Westminster Hall Debate
“Third Report of the Environment, Food and Rural Affairs Committee, Brexit: Trade in Food, HC 348, and the Government Response, HC 1021” (Neil Parish MP, Con, Tiverton and Honiton)
• The Countryside Alliance welcomed the report from the Environment, Food and Rural Affairs Select Committee which called for a fund to prepare British farming for Brexit, a specific impact analysis for each agricultural sector, and new trading partnerships to be explored, to ensure that farming is ready to adjust to trading outside the EU.
• The Committee’s report, published on 18 February, concludes that during trade talks with the EU “the Government must ensure that the interests of the [agricultural] industry are not pushed aside for the benefit for other high-profile industries, such as financial services.” It also states that “as the Government looks beyond the EU for new free trade agreements, it must not sacrifice our reputation for animal welfare and environmental standards.”
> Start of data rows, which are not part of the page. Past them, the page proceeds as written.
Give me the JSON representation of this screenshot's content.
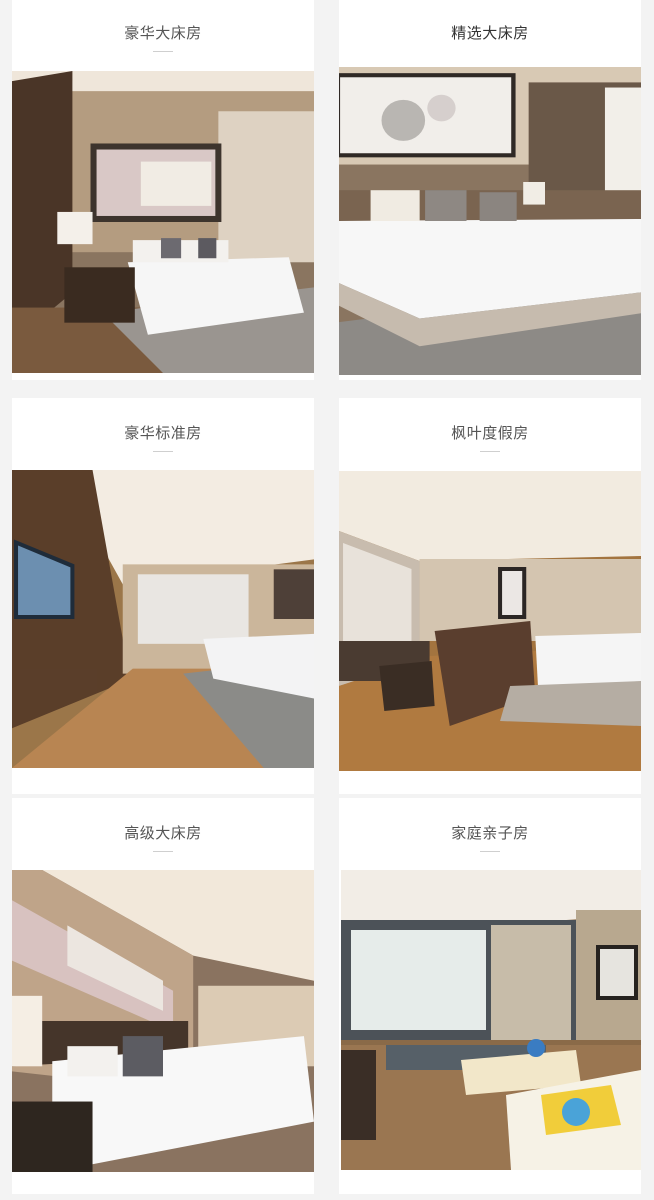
{
  "rooms": [
    {
      "name": "豪华大床房",
      "photo_icon": "hotel-room-photo"
    },
    {
      "name": "精选大床房",
      "photo_icon": "hotel-room-photo"
    },
    {
      "name": "豪华标准房",
      "photo_icon": "hotel-room-photo"
    },
    {
      "name": "枫叶度假房",
      "photo_icon": "hotel-room-photo"
    },
    {
      "name": "高级大床房",
      "photo_icon": "hotel-room-photo"
    },
    {
      "name": "家庭亲子房",
      "photo_icon": "hotel-room-photo"
    }
  ]
}
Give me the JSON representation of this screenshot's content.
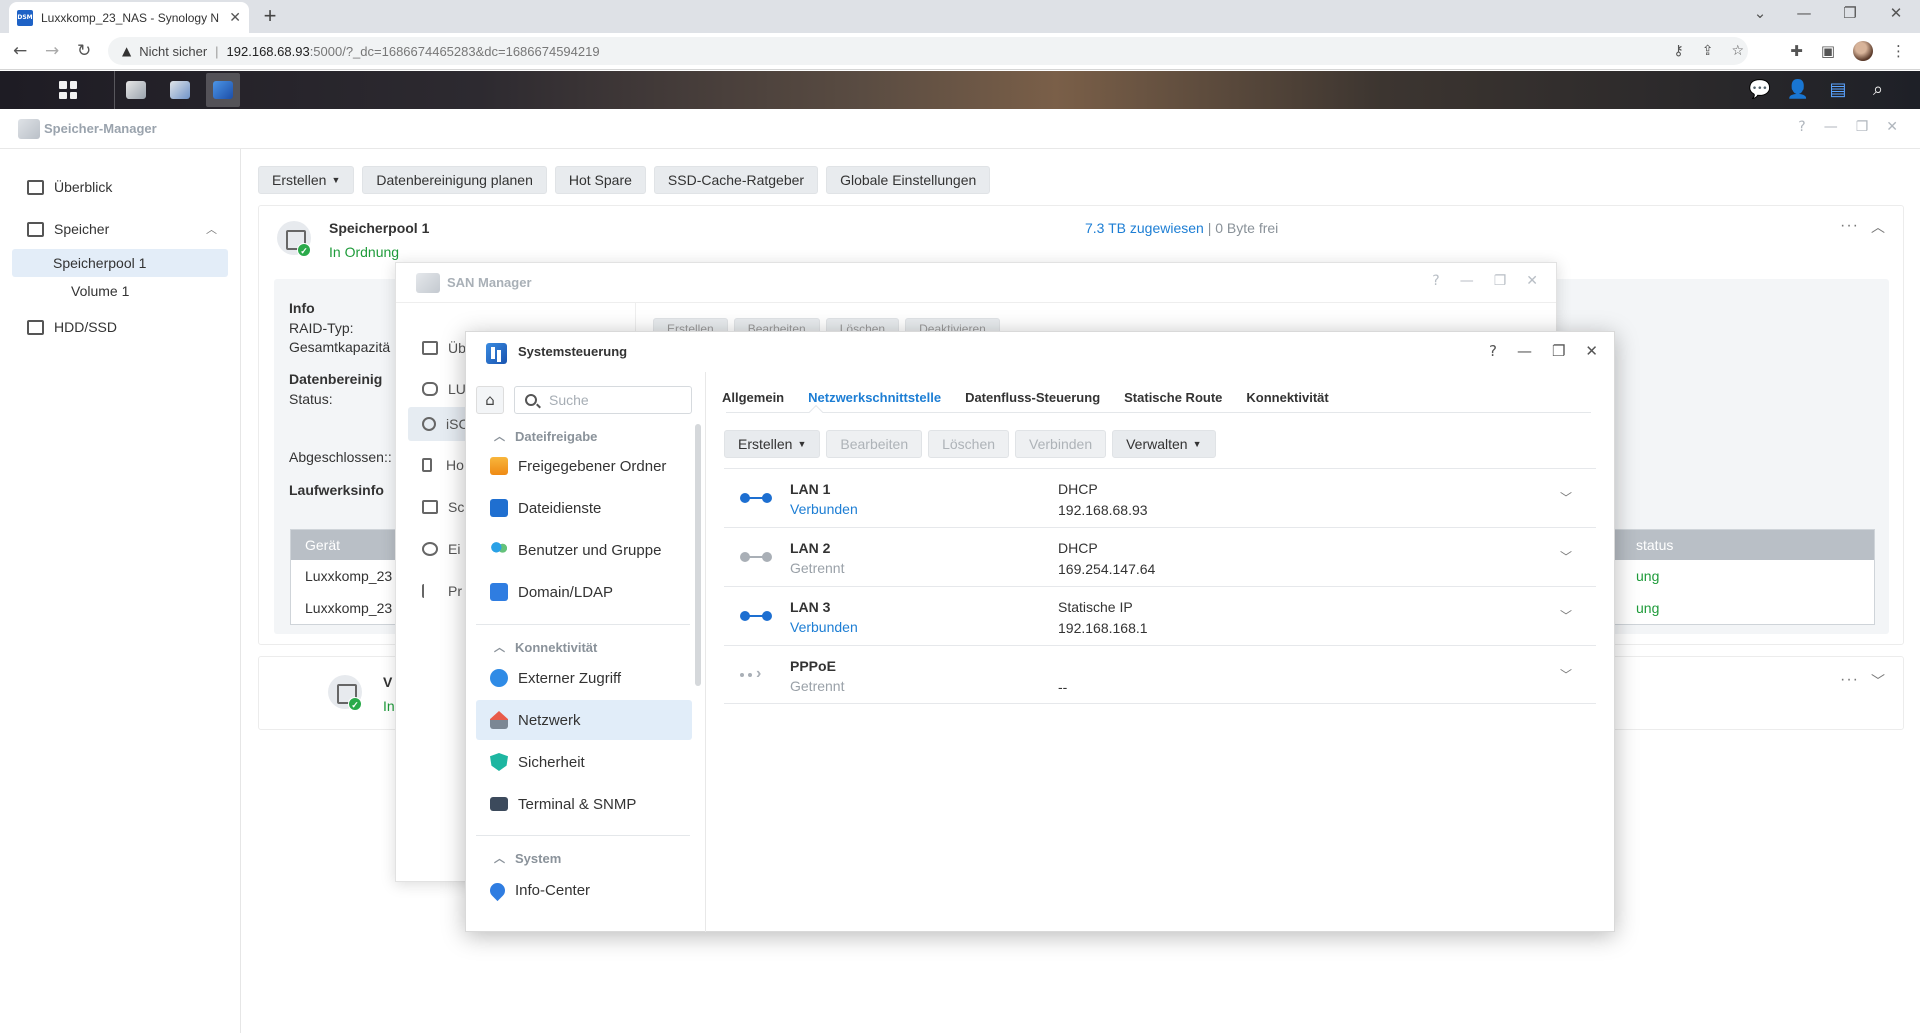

• Trade is one of the three central issues facing the food and farming industry as we leave the EU, along with labour and support payments. Trade is also important for related sectors in the rural economy such as shooting and the game market. The majority of firearms and ammunition used in the UK are imported from countries within the EU and the import of game birds and export of game meat is a vital trade for the shooting industry. It is vital that the Government considers the wider supply chain of the rural economy when developing trade policy.
• There is a growing market for game meat in this country. Figures for 2016/17 show that sales of game meat in the UK were in excess of £114 million and are forecast to rise to £143 million by 2020. We also export a significant amount of game meat to the EU and it is vital that UK producers continue to have tariff-free and frictionless access to this market. As we establish new trade deals with non-EU countries, it is important that UK game meat is promoted in order to develop new markets for our high quality produce around the world. We encourage the Government to support the work of the British Game Alliance in promoting the consumption of high quality game meat at home and abroad.
• The UK produces some of the best food in the world, with the highest standards of safety and animal welfare. Our new relationship with the EU, and any new trade agreements with non-EU countries, must protect these standards and allow our produce to be promoted globally and compete on the basis of quality, not just price. We are pleased that the Committee has recognised the potential negative consequences of a ‘race to the bottom’ scenario created by unfavourable trade deals with countries with lower welfare and food safety standards to those in the UK.
• In the Government’s response to the report, we are encouraged by the commitment not to undermine the UK’s reputation for quality by lowering standards in pursuit of trade deals. We also welcome the Government commitment to maintain legal protection for food names currently protected by EU law. However, we are disappointed at the lack of sectoral analysis for agriculture. The Government acknowledges that “the UK sheep meat sector is very dependent on access to the EU market (in terms of exports)”. However, it does not provide any information on how this sector could be supported in the event of tariffs being applied on our trade with the EU and has refused to support a fund to prepare British farming for Brexit as the Committee suggested.
Countryside Alliance Position:
• Government to seek tariff-free and frictionless trade with the EU in food and farming.
• Government to seek tariff-free trade with the EU in firearms, game birds and game meat, and ensure that the negotiations to leave the EU are not used to advance an anti-shooting agenda by restricting trade in these areas.
• Government to ensure that any new trade deals with non-EU countries recognise and protect the high standards of safety and animal welfare which UK consumers expect and which our farmers and producers adhere to.
• Government to continue to develop new international markets for food and agricultural produce, and secure terms of trade that allow UK farmers and producers to compete on the basis of quality, not just price. This should include increasing the annual budget of the Food is GREAT campaign which is currently only £1.25 million, with only £888,000 of this fund spent on international activity.